Figure 6: Distribution of agent actions reveals a staged interaction pattern—clarification in early turns, followed by structured workflow editing.
Figure 7: Retrieval quality improves with increasing multi-turn refinement for systems equipped to translate user feedback into workflow edits.
Sensitivity to Candidate Pool Scale
A scaling analysis reveals that retrieval effectiveness peaks for candidate pool sizes in the K=8–$10$ range. Larger pools introduce distractors and degrade precision, indicating diminishing returns from brute-force expansion without targeted workflow curation.
Figure 8: Sensitivity analysis: Retrieval performance is maximized at moderate candidate pool sizes; excessive expansion reduces effectiveness.
Human Study
In human-in-the-loop evaluations covering diverse research domains and user profiles, PaperPilot yields the highest success rate (74.7%), with favorable user satisfaction (QSS 4.2/5) and conviction that multi-turn clarification materially contributes to retrieval alignment.
Implications and Future Directions
Strong empirical evidence is provided that making literature search workflows explicit, editable, and operator-typed is highly beneficial for aligning retrieval outputs to complex scientific search intent. Unlike pipeline or implicit LLM approaches, PaperPilot’s agentic workflow induction closes the loop between user preference and symbolic control, yielding not only higher retrieval accuracy and stability but also practical cost advantages.
Practically, this design paradigm enables transparent debugging, reproducibility, and extension—opening latent customization and audit trails for research discovery tooling. Theoretically, framing agentic search as interactive workflow induction situates scientific retrieval in the space of interpretable, type-checked programming, creating links with the broader literature in program synthesis, automated planning, and operator-centric agent architectures.

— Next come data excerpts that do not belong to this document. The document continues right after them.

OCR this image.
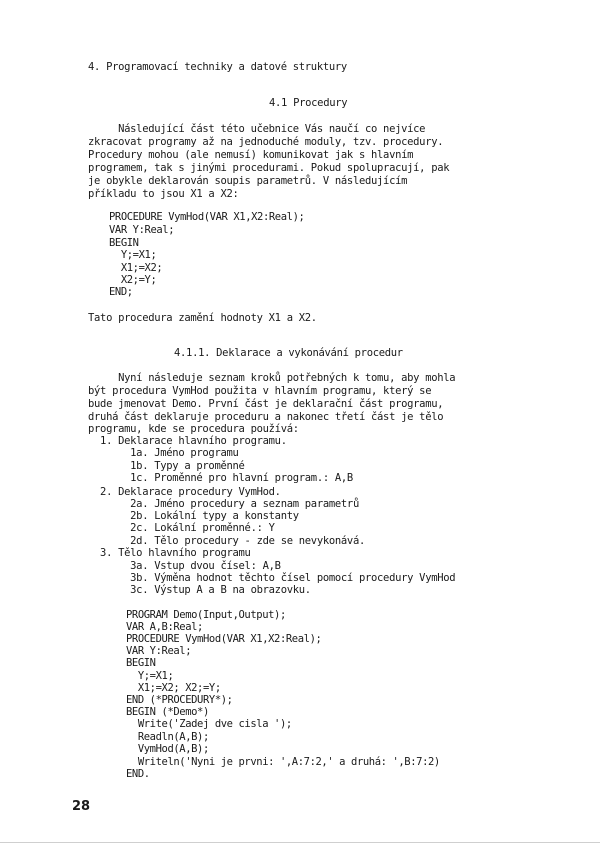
4. Programovací techniky a datové struktury
4.1 Procedury
Následující část této učebnice Vás naučí co nejvíce
zkracovat programy až na jednoduché moduly, tzv. procedury.
Procedury mohou (ale nemusí) komunikovat jak s hlavním
programem, tak s jinými procedurami. Pokud spolupracují, pak
je obykle deklarován soupis parametrů. V následujícím
příkladu to jsou X1 a X2:
PROCEDURE VymHod(VAR X1,X2:Real);
VAR Y:Real;
BEGIN
Y;=X1;
X1;=X2;
X2;=Y;
END;
Tato procedura zamění hodnoty X1 a X2.
4.1.1. Deklarace a vykonávání procedur
Nyní následuje seznam kroků potřebných k tomu, aby mohla
být procedura VymHod použita v hlavním programu, který se
bude jmenovat Demo. První část je deklarační část programu,
druhá část deklaruje proceduru a nakonec třetí část je tělo
programu, kde se procedura používá:
1. Deklarace hlavního programu.
1a. Jméno programu
1b. Typy a proměnné
1c. Proměnné pro hlavní program.: A,B
2. Deklarace procedury VymHod.
2a. Jméno procedury a seznam parametrů
2b. Lokální typy a konstanty
2c. Lokální proměnné.: Y
2d. Tělo procedury - zde se nevykonává.
3. Tělo hlavního programu
3a. Vstup dvou čísel: A,B
3b. Výměna hodnot těchto čísel pomocí procedury VymHod
3c. Výstup A a B na obrazovku.
PROGRAM Demo(Input,Output);
VAR A,B:Real;
PROCEDURE VymHod(VAR X1,X2:Real);
VAR Y:Real;
BEGIN
Y;=X1;
X1;=X2; X2;=Y;
END (*PROCEDURY*);
BEGIN (*Demo*)
Write('Zadej dve cisla ');
Readln(A,B);
VymHod(A,B);
Writeln('Nyni je prvni: ',A:7:2,' a druhá: ',B:7:2)
END.
28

Nonetheless, workflow coverage is bounded by the symbolic operator repertoire, and reliance on teacher-generated supervision imposes data bias risks. Extending PaperPilot to incorporate richer operator ontologies, learning new primitives on-demand, and open-domain cross-disciplinary evaluation remain essential future directions.
Conclusion
PaperPilot demonstrates that multi-turn workflow induction is a technically robust and cost-efficient paradigm for scientific literature search, outperforming static and black-box LLM-based agents on both retrieval metrics and workflow stability (2607.00597). The explicit, editable workflow abstraction is shown to be decisive in aligning to evolving, fine-grained user intent. This work points toward a new programmatic interface for LLM agents in research discovery—one grounded in the composition, execution, and continuous refinement of transparent, type-safe search workflows.